With many data analysis techniques, there is a potential risk that information can be connected to a person, but synthetic data does not carry this risk. In the finance industry, synthetic data is used as test data for new products, for model validation and AI training. The FCA has emphasised that many challenges of today’s AI industry are related to a lack of data, datasets being too small, or a lack of access without potentially breaching privacy rights. In a recent consultation, the FCA explained that historical data can often be biased and unrepresentative, and algorithms based on this information will replicate these biases. Synthetic data could provide a solution to these problems.
Aside from eliminating data privacy concerns, the technology can fill in specific gaps where data required is low or doesn’t exist. Synthetic information can be used to create realistic but uncommon scenarios, such as risk management within financial services.
Synthetic data could offer a solution to the challenges between emerging technologies and the barriers concerning what production data can be leveraged. Many financial businesses operate expensive processes to control the risk of privacy and data protection breaches.
When applied correctly, synthetic data for analytics eliminates the overall risk of a breach. Synthetic data represents a major mitigating factor in managing privacy risk. Detached from operational overheads, the marginal costs of analytics are reduced considerably, enabling companies to scale their analytical goals and accelerate innovation.
Synthetic data could enable further access to data across the finance industry by widening access to data assets with incumbents and new businesses.
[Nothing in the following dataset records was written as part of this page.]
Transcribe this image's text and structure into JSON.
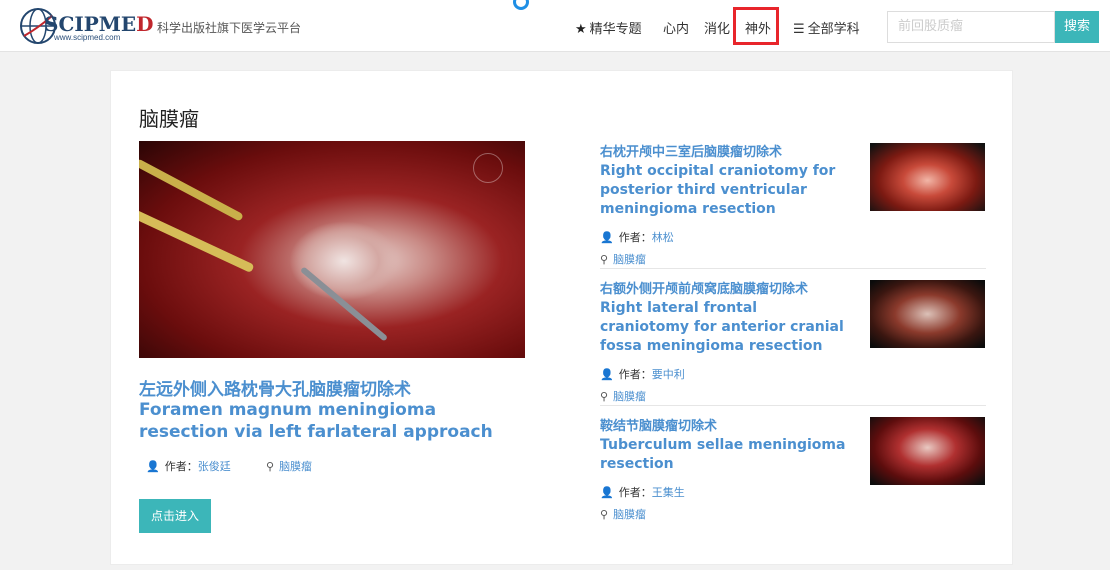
{
  "header": {
    "logo_text_main": "SCIPME",
    "logo_text_end": "D",
    "logo_url": "www.scipmed.com",
    "tagline": "科学出版社旗下医学云平台",
    "nav": {
      "featured": "精华专题",
      "cardiology": "心内",
      "digestive": "消化",
      "neurosurgery": "神外",
      "all_subjects": "全部学科"
    },
    "search": {
      "placeholder": "前回股质瘤",
      "button": "搜索"
    }
  },
  "main": {
    "section_title": "脑膜瘤",
    "feature": {
      "title_cn": "左远外侧入路枕骨大孔脑膜瘤切除术",
      "title_en": "Foramen magnum meningioma resection via left farlateral approach",
      "author_label": "作者：",
      "author": "张俊廷",
      "tag": "脑膜瘤",
      "enter_button": "点击进入"
    },
    "articles": [
      {
        "title_cn": "右枕开颅中三室后脑膜瘤切除术",
        "title_en": "Right occipital craniotomy for posterior third ventricular meningioma resection",
        "author_label": "作者：",
        "author": "林松",
        "tag": "脑膜瘤"
      },
      {
        "title_cn": "右额外侧开颅前颅窝底脑膜瘤切除术",
        "title_en": "Right lateral frontal craniotomy for anterior cranial fossa meningioma resection",
        "author_label": "作者：",
        "author": "要中利",
        "tag": "脑膜瘤"
      },
      {
        "title_cn": "鞍结节脑膜瘤切除术",
        "title_en": "Tuberculum sellae meningioma resection",
        "author_label": "作者：",
        "author": "王集生",
        "tag": "脑膜瘤"
      }
    ]
  },
  "colors": {
    "accent_teal": "#3cb6b9",
    "link_blue": "#4b8fcf",
    "highlight_red": "#e8252b"
  }
}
As reported by the FCA, data access on an individual basis is possible through consent processes, but developing new technologies requires broader access to large data sets.
A key barrier impacting the adoption of synthetic data relates to trust – questioning whether the data represents an accurate representation for generating valuable insights. There is an opportunity here for regulators to support and promote the integration of synthetic data through a transparent standardised framework. The FCA has shown an interest in possibly taking responsibility for being a synthetic data regulator to manage the potential challenges. Implementing an FCA-approved standard would enable businesses to take their data and create a synthetic dataset to apply to their projects. This approach would drive greater adoption of synthetic data, increasing trust in this information being representative, and regarding compliance, the risk is managed by ensuring synthetic data meets regulator-defined criteria.
Further collaboration with other regulators will also be critical to creating additional standards for producing synthetic data from a business’s information. Without this, wide-scale adoption would struggle as the investment to deliver specific synthetic datasets would require significant funding.